New partnership looks to keep emergency shelter open in the Battlefords

The Lighthouse board promised to develop a plan to avoid future risk of the shelter closing.

A new partnership between the Battleford Agency Tribal Council (BATC), the Métis Nation of Saskatchewan (MN–S), the City of North Battleford and the Lighthouse Supported Living Centre is looking to keep an emergency homeless shelter open in the Battlefords.

The Lighthouse has agreed to lease the shelter in North Battleford to the Battleford Agency Tribal Council (BATC). The BATC plans to operate the shelter over the next six months while working to become a more “community-based” organization and develop programming.

“The City of North Battleford is very thankful for our community-minded partners that have worked together to develop an innovative approach to continue this needed service for the homeless in the Battlefords,” North Battleford Mayor David Gillan said.

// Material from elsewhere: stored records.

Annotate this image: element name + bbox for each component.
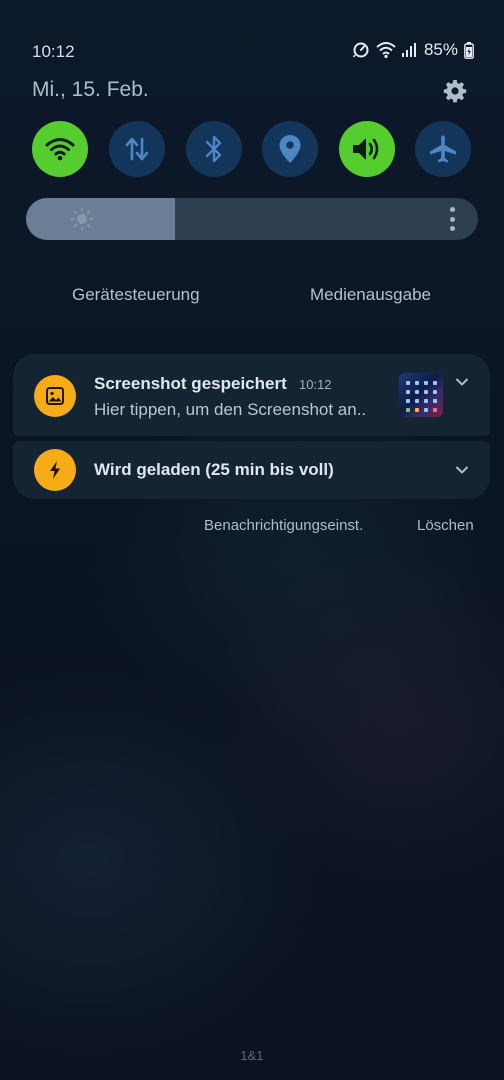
notification-app-icon [34, 449, 76, 491]
clear-notifications-button[interactable]: Löschen [417, 517, 474, 534]
expand-chevron-icon[interactable] [454, 462, 470, 478]
battery-charging-icon [464, 41, 474, 59]
settings-button[interactable] [441, 77, 469, 105]
notification-app-icon [34, 375, 76, 417]
mobile-data-toggle[interactable] [109, 121, 165, 177]
brightness-slider[interactable] [26, 198, 478, 240]
brightness-sun-icon [70, 207, 94, 231]
notification-title: Wird geladen (25 min bis voll) [94, 460, 334, 479]
image-icon [46, 387, 64, 405]
expand-chevron-icon[interactable] [454, 374, 470, 390]
wifi-toggle[interactable] [32, 121, 88, 177]
notification-time: 10:12 [299, 377, 332, 392]
status-icons: 85% [352, 40, 474, 60]
notification-title: Screenshot gespeichert [94, 374, 287, 393]
signal-icon [401, 43, 416, 57]
media-output-button[interactable]: Medienausgabe [310, 285, 431, 305]
carrier-label: 1&1 [240, 1048, 264, 1063]
wifi-icon [376, 42, 396, 59]
date-label: Mi., 15. Feb. [32, 78, 149, 101]
status-time: 10:12 [32, 42, 75, 61]
notification-settings-button[interactable]: Benachrichtigungseinst. [204, 517, 363, 534]
notification-screenshot[interactable]: Screenshot gespeichert 10:12 Hier tippen… [13, 354, 490, 436]
bluetooth-icon [205, 135, 222, 163]
sound-toggle[interactable] [339, 121, 395, 177]
location-toggle[interactable] [262, 121, 318, 177]
gear-icon [443, 80, 467, 103]
data-transfer-icon [125, 137, 149, 161]
brightness-fill [26, 198, 176, 240]
wifi-icon [45, 138, 75, 161]
location-pin-icon [279, 135, 301, 163]
bluetooth-toggle[interactable] [186, 121, 242, 177]
airplane-mode-toggle[interactable] [415, 121, 471, 177]
notification-body: Hier tippen, um den Screenshot an.. [94, 400, 367, 419]
screenshot-thumbnail[interactable] [399, 373, 443, 417]
quick-settings-row [32, 121, 472, 177]
brightness-more-options[interactable] [450, 207, 456, 231]
data-saver-icon [352, 42, 369, 58]
notification-charging[interactable]: Wird geladen (25 min bis voll) [13, 441, 490, 499]
battery-percent: 85% [423, 40, 458, 59]
speaker-icon [353, 138, 379, 160]
charging-bolt-icon [50, 461, 60, 479]
airplane-icon [430, 135, 456, 163]
device-control-button[interactable]: Gerätesteuerung [72, 285, 200, 305]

The BATC is taking over the operations at the shelter with a focus on community programming, outreach, partnerships, and improving day-to-day operation at the shelter.

The BATC has helped fund the Lighthouse for more than a decade, and said that it “makes sense” for them to lead the new approach to address homelessness in the Battlefords.

“It is with pride that we have worked with our Elders to create a new name, ‘Miywasin Kikinaw – a beautiful place,” Battleford Agency Tribal Council Chiefs said in a written statement.  

“It is our hope to work with clients on a case-by-case basis, while focusing on health, wellness, and future transitioning.”

The Lighthouse board promised to evaluate programming, improve reporting and transparency practices and to develop a plan to avoid future risk of the shelter closing. 

“Building strong partnerships within the community is essential to ensure the needs are being properly served,” Lighthouse Board Chair Jerome Hepfner said.

“We are committed to evolving the services to support the Battlefords and surrounding area in the best way possible through these partnerships.”

In March, the Lighthouse didn’t qualify for homelessness funding and was at risk of closing its North Battleford shelter. The Metis Nation of Saskatchewan (MN–S) stepped in to fund those services, allowing the Lighthouse to remain open until the end of September. 

“Homelessness prevention cannot be done successfully by one operator from outside the community,” MN–S Minister of Housing Ryan Carriere said.

“A community-based partnership approach is more effective in achieving our goal of eliminating homelessness.”

A community impact meeting will be held in the coming weeks between housing and community service providers to understand what programs the Lighthouse may have to suspend. The meeting will also help find ways to fill any “gaps” to service in the Battlefords area resulting from the transition.

“This meeting is to make sure the community is aware of challenges and the temporary change,  MN–S Director of Housing Christena Konrad said. 

“It will allow all community partners to work together and fill gaps that may remain from the transition. The meeting will also uncover duplication of services or identify programming that has a low impact on the community overall.”